The Roman Catholic Bible says that all true believers in Christ Jesus are to allow themselves to be "...built into a spiritual house to be a HOLY PRIESTHOOD..." (1 Peter 2:5). In verse 9 of the same chapter, Peter says to believers, " are a chosen race, A ROYAL PRIESTHOOD..." (cf. Revelation 5:10; 20:6). The entire Body of Christ, which is made up of all true believers, is a priesthood. It is not something that is exclusive to a small group of men.


What the expressions in John 20:23 do indicate is the fact that the disciples were given "..a declarative power only: the right to proclaim in Christ’s name and with His authority, that all who truly repent of sin and trust in Him for pardon and salvation, shall surely be forgiven and saved (see Acts 10:42,43; 13:38,39). But it is Christ alone, and not the minister, who forgives. According to Scripture, the minister is only a herald to announce what the King will do, on condition of repentance and faith on the part of the sinner."18


The Lord Jesus Christ states, in Luke 24:47, that it is written: "...repentance, for the forgiveness of sins would be preached in His name to all the nations..." On no occasion did the apostles forgive anyone of their sin, for they could not.

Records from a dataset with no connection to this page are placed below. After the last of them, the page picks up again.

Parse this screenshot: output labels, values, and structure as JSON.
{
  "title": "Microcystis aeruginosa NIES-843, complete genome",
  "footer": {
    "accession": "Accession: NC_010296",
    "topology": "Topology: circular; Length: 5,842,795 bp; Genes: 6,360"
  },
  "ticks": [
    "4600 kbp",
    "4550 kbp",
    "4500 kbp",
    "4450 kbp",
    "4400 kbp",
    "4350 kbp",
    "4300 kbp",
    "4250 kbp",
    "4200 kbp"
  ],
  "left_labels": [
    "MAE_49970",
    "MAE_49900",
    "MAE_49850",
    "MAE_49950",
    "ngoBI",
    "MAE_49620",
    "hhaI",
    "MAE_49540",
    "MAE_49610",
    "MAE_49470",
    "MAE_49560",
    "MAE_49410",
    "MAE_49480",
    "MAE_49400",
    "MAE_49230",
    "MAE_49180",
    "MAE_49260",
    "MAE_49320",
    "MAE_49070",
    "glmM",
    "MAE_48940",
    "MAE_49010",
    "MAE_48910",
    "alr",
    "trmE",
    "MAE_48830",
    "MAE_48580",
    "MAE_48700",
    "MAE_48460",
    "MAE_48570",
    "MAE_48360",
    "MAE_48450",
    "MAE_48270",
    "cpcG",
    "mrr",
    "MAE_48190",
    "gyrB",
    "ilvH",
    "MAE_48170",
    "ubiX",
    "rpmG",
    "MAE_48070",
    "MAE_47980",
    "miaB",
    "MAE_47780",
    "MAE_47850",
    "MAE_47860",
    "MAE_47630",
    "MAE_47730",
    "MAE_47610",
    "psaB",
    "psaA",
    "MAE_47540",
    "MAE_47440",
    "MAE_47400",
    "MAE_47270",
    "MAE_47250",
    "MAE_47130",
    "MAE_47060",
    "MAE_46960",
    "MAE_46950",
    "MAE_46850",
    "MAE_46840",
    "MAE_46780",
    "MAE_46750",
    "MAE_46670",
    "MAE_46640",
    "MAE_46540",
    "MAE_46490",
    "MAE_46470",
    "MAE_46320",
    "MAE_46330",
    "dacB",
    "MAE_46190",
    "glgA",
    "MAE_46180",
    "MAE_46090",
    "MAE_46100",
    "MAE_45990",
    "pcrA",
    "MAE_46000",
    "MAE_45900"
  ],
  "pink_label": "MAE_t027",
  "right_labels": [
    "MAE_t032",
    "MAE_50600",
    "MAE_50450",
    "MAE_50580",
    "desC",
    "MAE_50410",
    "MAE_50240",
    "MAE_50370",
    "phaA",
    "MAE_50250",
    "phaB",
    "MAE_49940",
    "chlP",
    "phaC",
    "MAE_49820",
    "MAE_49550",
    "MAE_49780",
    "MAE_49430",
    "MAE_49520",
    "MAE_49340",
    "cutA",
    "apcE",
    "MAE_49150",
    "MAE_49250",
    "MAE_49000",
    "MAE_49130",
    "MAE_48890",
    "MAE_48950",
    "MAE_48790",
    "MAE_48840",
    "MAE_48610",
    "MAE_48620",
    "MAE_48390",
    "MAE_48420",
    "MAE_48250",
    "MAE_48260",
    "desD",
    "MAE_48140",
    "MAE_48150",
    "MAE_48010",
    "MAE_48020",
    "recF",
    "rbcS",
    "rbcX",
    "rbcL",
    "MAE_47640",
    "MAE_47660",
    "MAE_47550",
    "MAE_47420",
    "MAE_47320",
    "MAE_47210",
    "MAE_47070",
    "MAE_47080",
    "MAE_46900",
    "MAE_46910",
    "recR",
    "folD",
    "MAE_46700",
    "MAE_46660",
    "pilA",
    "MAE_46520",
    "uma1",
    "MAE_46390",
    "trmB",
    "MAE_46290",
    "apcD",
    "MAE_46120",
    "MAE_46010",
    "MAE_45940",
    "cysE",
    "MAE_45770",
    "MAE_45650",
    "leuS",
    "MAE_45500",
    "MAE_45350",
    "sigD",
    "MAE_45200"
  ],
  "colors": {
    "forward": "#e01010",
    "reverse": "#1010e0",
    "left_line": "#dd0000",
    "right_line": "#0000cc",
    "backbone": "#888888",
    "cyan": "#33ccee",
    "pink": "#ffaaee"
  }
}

They did, however, by the preaching of the Gospel, proclaim the forgiveness of sins. They were, as is every true Christian today, to declare the forgiveness of sins through the preaching of the Gospel.


The other Scripture cited by the Roman Catholic Church as confirming the doctrine of auricular confession is James 5:16: "Therefore, confess your sins to one another, and pray for one another that you may be healed..." This Scripture, taken from the passage in James 5:13-16, deals with the anointing of the sick and the forgiveness of any sins which may have caused the sickness. Primarily, James is here prescribing confession and prayer to those who were sick, for he adds in v.16 "...that you may be healed..." "The duty inculcated, and which is equally binding on all now, is, that if we are sick, and are conscious that we have injured any persons, (we are) to make confession to them."19 Not to a priest!

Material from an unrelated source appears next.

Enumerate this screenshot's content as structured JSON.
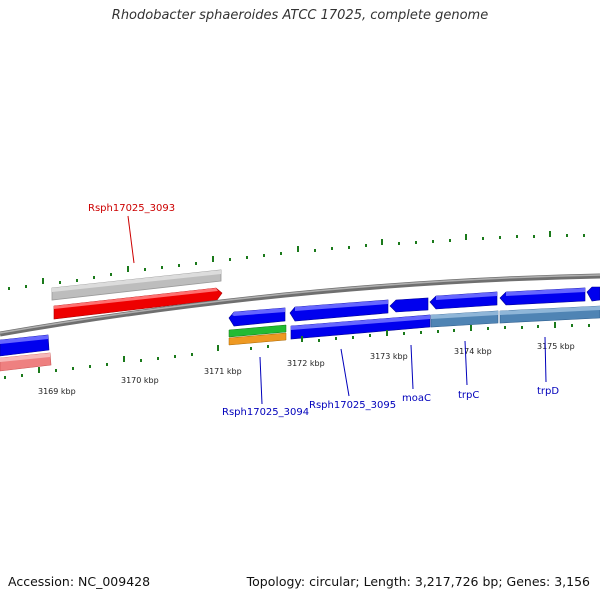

James tells believers to "...confess your sins TO ONE ANOTHER..." (v.16). He evidently is not talking about confessing their sins to a priest in order to obtain absolution, but is telling them that they are to confess sin, which has been committed against another, to that one whom they have sinned against, and that those who have sinned against us should come to us and ask forgiveness and not to a third party, such as a priest.


In Matthew 5:23,24, Jesus instructs believers that, upon recollection of their having grieved a brother by sinning against him, they are to go and " reconciled with your brother..." Jesus Christ does not tell His people to confess their sin to a priest, but to seek out the offended brother and confess their sin to him.

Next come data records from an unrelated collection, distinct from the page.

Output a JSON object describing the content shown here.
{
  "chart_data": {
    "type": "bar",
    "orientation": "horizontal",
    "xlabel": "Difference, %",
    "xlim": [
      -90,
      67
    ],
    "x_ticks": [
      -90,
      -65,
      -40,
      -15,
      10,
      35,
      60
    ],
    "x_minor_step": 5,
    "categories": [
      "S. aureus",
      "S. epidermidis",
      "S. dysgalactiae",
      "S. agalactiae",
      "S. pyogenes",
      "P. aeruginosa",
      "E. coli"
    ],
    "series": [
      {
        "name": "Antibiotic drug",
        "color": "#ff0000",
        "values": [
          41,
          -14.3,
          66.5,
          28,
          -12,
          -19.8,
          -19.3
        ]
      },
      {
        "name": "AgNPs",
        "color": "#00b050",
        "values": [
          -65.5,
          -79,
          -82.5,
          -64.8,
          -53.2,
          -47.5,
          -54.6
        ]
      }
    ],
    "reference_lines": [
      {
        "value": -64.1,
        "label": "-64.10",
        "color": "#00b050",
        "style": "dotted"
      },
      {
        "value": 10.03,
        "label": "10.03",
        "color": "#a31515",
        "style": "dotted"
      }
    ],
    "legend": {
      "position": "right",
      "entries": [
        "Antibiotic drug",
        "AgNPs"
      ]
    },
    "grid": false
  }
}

A key phrase in James 5:16 is: " one another..." James is saying that they should CONFESS THEIR SINS TO EACH OTHER!! In his letter to the Ephesians, Paul encourages them to be "...FORGIVING ONE ANOTHER as God has forgiven you in Christ" (4:32); and in Colossians 3:13, Paul’s instruction is: "bearing with one another and FORGIVING ONE ANOTHER, if one has a grievance against another..."


In addition, the confession specified in James 5:16 does not refer to a person in health that he might be saved, but to a person in sickness that he might be healed. Moreover, there is no mention of a priest or any minister in this verse!.